Se. Lettera a un figlio è il titolo di una famosa poesia dello scrittore britannico Joseph Rudyard Kipling (1865-1936). Contiene alcuni consigli appassionati sulla dignità e sul comportamento da tenere per diventare un vero uomo. Originariamente scritta per suo figlio, riesce, con i suoi versi, a toccare il cuore degli adulti di ogni tempo.

E’ una poesia molto amata, che esorta a non arrendersi mai, nemmeno di fronte alle circostanze più avverse. I versi iniziano con un “sé”, che vuole essere soprattutto un invito a decidere se condividere o meno quanto viene espresso. Per Kipling, a fare un uomo sono i sogni, i valori, la libertà e la volontà di considerare ogni passo della nostra esistenza come un cammino verso qualcosa di nuovo e di vero, soprattutto quando quelli che ci circondano “perdono la testa”, dubitano di noi e ci incolpano di cose non commesse.

Si devono aspettare con pazienza momenti migliori, senza tuttavia stancarsi di fronte all’odio, alle calunnie, sopportando le distorsioni della verità da parte di “furfanti che cercano di abbindolare gli sciocchi”. L’incoraggiamento di Kipling è di piegarsi di nuovo per ricostruire tutto quello che di importante è stato per noi e che altri hanno distrutto.

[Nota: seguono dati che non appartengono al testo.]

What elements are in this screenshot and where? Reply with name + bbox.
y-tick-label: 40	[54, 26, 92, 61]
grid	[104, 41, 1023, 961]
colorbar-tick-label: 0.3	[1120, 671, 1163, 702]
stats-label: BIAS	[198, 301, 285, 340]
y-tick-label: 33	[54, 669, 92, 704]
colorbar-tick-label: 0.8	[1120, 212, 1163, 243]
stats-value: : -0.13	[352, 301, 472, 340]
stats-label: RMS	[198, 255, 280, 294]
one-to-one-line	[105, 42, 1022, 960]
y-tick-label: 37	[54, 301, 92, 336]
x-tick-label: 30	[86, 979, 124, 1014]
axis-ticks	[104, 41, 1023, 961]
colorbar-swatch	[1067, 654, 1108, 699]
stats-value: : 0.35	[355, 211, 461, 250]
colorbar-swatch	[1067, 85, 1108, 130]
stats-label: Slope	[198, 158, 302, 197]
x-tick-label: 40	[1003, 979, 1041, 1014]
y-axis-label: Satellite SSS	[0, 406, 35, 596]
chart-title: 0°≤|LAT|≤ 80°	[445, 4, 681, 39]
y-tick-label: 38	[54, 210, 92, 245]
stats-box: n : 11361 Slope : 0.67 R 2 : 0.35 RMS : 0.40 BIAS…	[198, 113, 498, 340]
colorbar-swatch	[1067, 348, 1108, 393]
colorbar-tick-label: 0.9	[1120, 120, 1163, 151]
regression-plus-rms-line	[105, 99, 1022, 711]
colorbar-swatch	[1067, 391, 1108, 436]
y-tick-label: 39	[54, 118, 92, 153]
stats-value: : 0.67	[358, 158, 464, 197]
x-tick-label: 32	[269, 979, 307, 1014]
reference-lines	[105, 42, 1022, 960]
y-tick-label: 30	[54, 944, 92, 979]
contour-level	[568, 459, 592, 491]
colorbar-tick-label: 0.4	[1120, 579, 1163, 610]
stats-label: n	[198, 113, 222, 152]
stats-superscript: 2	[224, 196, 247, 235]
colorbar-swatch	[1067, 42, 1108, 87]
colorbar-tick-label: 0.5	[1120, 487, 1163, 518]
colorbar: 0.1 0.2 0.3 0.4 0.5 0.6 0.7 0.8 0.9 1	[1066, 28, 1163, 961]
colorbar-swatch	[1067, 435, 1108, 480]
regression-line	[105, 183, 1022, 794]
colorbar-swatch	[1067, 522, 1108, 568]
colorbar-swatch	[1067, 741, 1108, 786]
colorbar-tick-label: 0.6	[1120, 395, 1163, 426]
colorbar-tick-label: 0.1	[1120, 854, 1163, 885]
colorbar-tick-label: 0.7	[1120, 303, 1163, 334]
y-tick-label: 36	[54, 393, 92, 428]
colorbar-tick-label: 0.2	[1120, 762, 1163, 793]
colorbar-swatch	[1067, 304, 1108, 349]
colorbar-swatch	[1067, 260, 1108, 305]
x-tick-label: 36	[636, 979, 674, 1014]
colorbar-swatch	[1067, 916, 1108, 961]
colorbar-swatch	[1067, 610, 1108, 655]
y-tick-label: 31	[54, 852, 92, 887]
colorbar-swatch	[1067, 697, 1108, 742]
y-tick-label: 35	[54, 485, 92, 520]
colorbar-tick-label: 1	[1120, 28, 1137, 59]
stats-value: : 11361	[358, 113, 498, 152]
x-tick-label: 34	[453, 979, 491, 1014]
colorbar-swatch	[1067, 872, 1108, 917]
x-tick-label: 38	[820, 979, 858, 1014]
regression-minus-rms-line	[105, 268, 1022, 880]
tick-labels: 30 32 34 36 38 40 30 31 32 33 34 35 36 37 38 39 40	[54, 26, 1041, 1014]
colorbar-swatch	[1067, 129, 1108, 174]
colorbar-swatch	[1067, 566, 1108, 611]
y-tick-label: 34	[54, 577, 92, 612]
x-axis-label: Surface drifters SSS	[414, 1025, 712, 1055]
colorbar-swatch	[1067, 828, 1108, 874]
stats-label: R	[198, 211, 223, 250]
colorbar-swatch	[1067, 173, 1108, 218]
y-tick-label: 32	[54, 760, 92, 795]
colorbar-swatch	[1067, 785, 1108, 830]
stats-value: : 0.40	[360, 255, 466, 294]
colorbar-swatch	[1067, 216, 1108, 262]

C’è molta Bibbia nei versi di questa poesia. Un chiaro riferimento a “tener duro” quando il cuore, i tendini e i nervi sono sfiniti e consumati, arriva da una voce, la Volontà, a perseverare, che assomiglia molto a Proverbi capitolo 3. Qui, Dio, si rivolge come fa un padre amorevole con suo figlio (Figlio mio, non dimenticare la mia legge, e il tuo cuore osservi i miei comandamenti). Anche Dio raccomanda a suo figlio di tenere duro, di non affidarsi al suo intendimento e alle sue capacità, ma di confidare nella bontà e nella fedeltà. Se si darà valore nella propria vita ai consigli di Dio si potrà camminare senza timore e senza inciampo, “perché Geova riprende colui che ama, come fa anche il padre col figlio di cui si compiace”. Qualsiasi cosa sia successa in congregazione che ti ha spinto a essere lontano dai tuoi fratelli di un tempo, Dio vuole che tu stia lontano solo “dal male” (vs.7) e non dalla congregazione. “Non litigare senza motivo con un uomo, se non ti ha fatto nessun male” (vs. 30).